I think “runoff mode” is better terminology than “maintenance mode”. There seem to be two camps related to O&G. Camp 1 believes that world will come to its senses and ultimately abandon efforts to reduce fossil fuels (too economically painful, climate change alarmism will die out, etc). Camp 2 believes that efforts to phase out/dramatically reduce fossil fuels need to and will continue – only the speed of change is unknown.
The Camp 2 scenario firmly places O&G firms in runoff mode (maybe decades long, but still). Companies in runoff mode have certain characteristics: war on cost (esp. people), returns to shareholders are paramount, capital budgets are minimal, etc. A well-managed company in run-off mode does not do what Whitecap did. They wait for pain (e.g. $60 oil) to take out the losers, only growing the production basis at very low cost.
I’m a Camp 2 person and therefore sold out of any producers at the moment. I was too early of course. I’ll be back buying during the next pain cycle.
Hi,
in terms of future supply there is no difference between Whitecap buying back its own stock and aquring (consolidating) another player – in aggregate there is not much more capex for the industriy.. It does not necessarily violate the “shareholders get the money backW thesis (it is just not Whitecaps shareholderst that get the money)
Eyeballig your figures the economics – in terms of FCF -are roughly the same (between aquiring and buying back stock)
Yes, from a balance sheet perspective ist is much more risky akin to a massive debt funded buyback, but cannot this risk be mitigated by hedging part of future production (at strip prices this should still be comfortably double digit FCS – easy above capital costs).
In case Whitecap is more diversified than before – I am no expert to judge this – and if you assume that fossil fuels will be around for a while, the consolidation can still make sense – although I would have preferred to see some buyback dividend increase..
The FCF did take a hit due to the acquisition – they’re planning on dumping a lot more capex post-acquisition simply because a lot of the Montney land base is undeveloped. It works out if 2024+ we are still in the same commodity price environment (noting that the acquisition was highly gas-weighted).
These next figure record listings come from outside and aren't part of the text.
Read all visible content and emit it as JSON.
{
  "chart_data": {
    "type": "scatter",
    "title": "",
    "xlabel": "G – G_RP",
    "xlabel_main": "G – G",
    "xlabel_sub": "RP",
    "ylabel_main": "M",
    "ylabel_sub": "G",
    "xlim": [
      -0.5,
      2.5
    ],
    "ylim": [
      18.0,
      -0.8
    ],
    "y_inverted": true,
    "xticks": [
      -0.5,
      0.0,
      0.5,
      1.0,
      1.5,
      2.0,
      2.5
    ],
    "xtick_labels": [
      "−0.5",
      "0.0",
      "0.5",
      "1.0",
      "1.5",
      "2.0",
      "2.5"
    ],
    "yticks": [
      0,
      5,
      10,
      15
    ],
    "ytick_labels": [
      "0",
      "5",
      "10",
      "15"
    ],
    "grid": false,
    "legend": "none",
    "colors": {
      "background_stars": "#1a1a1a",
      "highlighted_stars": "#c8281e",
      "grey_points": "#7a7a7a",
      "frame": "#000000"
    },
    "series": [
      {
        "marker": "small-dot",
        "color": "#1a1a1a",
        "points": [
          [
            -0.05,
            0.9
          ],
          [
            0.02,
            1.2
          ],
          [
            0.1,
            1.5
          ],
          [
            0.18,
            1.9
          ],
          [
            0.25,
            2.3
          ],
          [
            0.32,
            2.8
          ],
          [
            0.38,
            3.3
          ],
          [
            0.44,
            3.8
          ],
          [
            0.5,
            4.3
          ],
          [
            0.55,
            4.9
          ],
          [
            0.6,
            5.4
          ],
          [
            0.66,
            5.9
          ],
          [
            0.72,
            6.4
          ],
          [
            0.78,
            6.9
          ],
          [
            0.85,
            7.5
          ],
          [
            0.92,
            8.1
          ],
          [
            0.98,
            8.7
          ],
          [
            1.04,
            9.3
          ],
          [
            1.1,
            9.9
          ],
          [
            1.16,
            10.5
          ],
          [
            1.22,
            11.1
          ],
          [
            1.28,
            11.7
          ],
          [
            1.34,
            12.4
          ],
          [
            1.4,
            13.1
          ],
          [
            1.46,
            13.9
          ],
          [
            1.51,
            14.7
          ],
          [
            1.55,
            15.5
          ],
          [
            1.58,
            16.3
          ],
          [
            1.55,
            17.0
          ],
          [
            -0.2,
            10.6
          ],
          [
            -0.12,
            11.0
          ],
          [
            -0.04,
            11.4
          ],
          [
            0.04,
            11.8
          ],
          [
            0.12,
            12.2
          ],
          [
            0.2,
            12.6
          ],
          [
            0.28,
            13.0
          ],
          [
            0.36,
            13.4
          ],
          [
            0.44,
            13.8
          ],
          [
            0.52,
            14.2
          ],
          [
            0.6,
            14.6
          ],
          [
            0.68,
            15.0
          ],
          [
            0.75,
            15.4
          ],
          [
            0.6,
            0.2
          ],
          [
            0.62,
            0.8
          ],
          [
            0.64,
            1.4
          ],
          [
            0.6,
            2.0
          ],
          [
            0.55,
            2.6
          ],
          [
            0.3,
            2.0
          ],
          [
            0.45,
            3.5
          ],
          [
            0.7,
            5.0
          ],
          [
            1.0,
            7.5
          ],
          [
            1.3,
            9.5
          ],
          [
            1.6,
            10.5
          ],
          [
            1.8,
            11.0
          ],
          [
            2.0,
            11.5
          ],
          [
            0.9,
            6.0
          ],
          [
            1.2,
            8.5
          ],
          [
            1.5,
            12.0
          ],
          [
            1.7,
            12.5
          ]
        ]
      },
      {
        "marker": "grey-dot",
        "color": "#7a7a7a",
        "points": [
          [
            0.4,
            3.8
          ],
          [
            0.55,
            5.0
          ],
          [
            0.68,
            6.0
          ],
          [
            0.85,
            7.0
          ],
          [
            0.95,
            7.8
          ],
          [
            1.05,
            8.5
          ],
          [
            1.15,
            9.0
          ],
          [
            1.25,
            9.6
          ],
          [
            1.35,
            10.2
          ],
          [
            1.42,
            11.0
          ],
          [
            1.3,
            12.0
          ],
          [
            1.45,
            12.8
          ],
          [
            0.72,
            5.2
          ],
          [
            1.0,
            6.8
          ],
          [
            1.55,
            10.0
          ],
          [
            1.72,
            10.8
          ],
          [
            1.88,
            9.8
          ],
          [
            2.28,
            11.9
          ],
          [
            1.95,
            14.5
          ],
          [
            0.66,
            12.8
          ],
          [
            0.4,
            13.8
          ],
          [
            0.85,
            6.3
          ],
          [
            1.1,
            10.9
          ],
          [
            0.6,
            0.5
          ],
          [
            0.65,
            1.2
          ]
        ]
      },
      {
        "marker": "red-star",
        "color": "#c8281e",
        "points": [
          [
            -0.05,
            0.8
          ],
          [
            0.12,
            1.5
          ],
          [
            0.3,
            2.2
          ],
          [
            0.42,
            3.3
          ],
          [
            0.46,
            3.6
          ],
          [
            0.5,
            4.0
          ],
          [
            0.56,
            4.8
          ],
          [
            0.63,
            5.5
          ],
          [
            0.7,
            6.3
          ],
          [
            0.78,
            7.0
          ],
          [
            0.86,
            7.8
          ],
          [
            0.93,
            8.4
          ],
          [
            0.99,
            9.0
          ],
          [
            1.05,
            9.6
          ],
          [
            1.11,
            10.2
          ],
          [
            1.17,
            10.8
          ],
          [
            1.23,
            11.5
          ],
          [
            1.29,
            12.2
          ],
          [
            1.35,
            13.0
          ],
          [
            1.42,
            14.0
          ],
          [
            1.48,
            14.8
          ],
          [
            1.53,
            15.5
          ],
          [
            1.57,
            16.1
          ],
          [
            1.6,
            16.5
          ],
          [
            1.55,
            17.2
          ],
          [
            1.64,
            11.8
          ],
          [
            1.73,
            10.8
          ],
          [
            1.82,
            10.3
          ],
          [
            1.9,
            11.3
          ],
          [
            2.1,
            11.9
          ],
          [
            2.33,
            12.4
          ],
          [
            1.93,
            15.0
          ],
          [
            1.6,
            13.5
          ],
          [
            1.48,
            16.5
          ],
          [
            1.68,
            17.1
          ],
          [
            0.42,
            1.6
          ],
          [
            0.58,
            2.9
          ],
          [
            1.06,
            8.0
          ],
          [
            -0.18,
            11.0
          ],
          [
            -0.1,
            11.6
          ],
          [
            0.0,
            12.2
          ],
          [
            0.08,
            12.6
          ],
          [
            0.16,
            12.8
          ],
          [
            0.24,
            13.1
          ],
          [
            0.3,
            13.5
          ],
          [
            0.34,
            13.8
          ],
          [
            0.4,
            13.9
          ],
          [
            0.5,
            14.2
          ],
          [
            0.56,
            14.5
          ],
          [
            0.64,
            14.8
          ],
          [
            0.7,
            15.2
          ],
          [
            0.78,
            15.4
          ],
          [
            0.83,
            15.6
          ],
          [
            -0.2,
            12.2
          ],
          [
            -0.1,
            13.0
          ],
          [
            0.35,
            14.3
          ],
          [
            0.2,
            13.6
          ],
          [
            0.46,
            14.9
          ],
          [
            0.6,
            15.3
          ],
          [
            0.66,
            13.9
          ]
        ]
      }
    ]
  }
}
In the immediate term that capex would not have occurred if XTO just let their asset sit, although it can easily be argued another acquirer would have spent the same amount.
Obviously a mining/extraction company cannot go on forever without expanding their reserves, so there are two distinct models of companies out there, those basically on run-off (although the CNQ, CVEs, etc., have gigantic reserve bases) and those in acquisition/expansion. Will be interesting.
Thanx for the reply,
I was somewhat confused by your statement that the aquisition would work only in the current market, i.e. price environment. As I understand FCFs for these projects would be comfortably in the double digits even with WTI around 60-70?
Nevertheless, it probably still was a bad idea, given that the market valuations to not seem to account for reserves in the ground. I do see valuation premia for size or integrated businesses, but reserve life doesn’t seem to be a highly valued factor (“end of fossil”?) – I wonder if you agree with my impression (me beeing new to this market)
It probably would have made more sense to bus one of the smaller, producing businesses for reserve growth, althouhg I do not have looked at the economics of the deal…
In relation to their previous FCF figures, post-acquisition it definitely has increased leverage to WTI prices from the numbers previously projected on their slide deck. They benchmark it to WTI although the XTO acquisition was gas-heavy so I don’t have a good initial read on the sensitivity to AECO/HH.
Right now markets aren’t strongly valuing reserve bases – Vermillion is a good (negative) example of this but the focus might change. I can’t think of any “non-operating but huge land base” type fossil company other than perhaps the royalty companies (but those trade on different metrics).
Just like how 30 years ago few would suspect Berkshire would be trading at $400k/share, same thing goes for how CNQ from 20 years ago to today has become a behemoth, and likewise who knows, maybe WCP will be that story, or maybe they’ll turn into a Penn West and take out 95%+ of their shareholder value!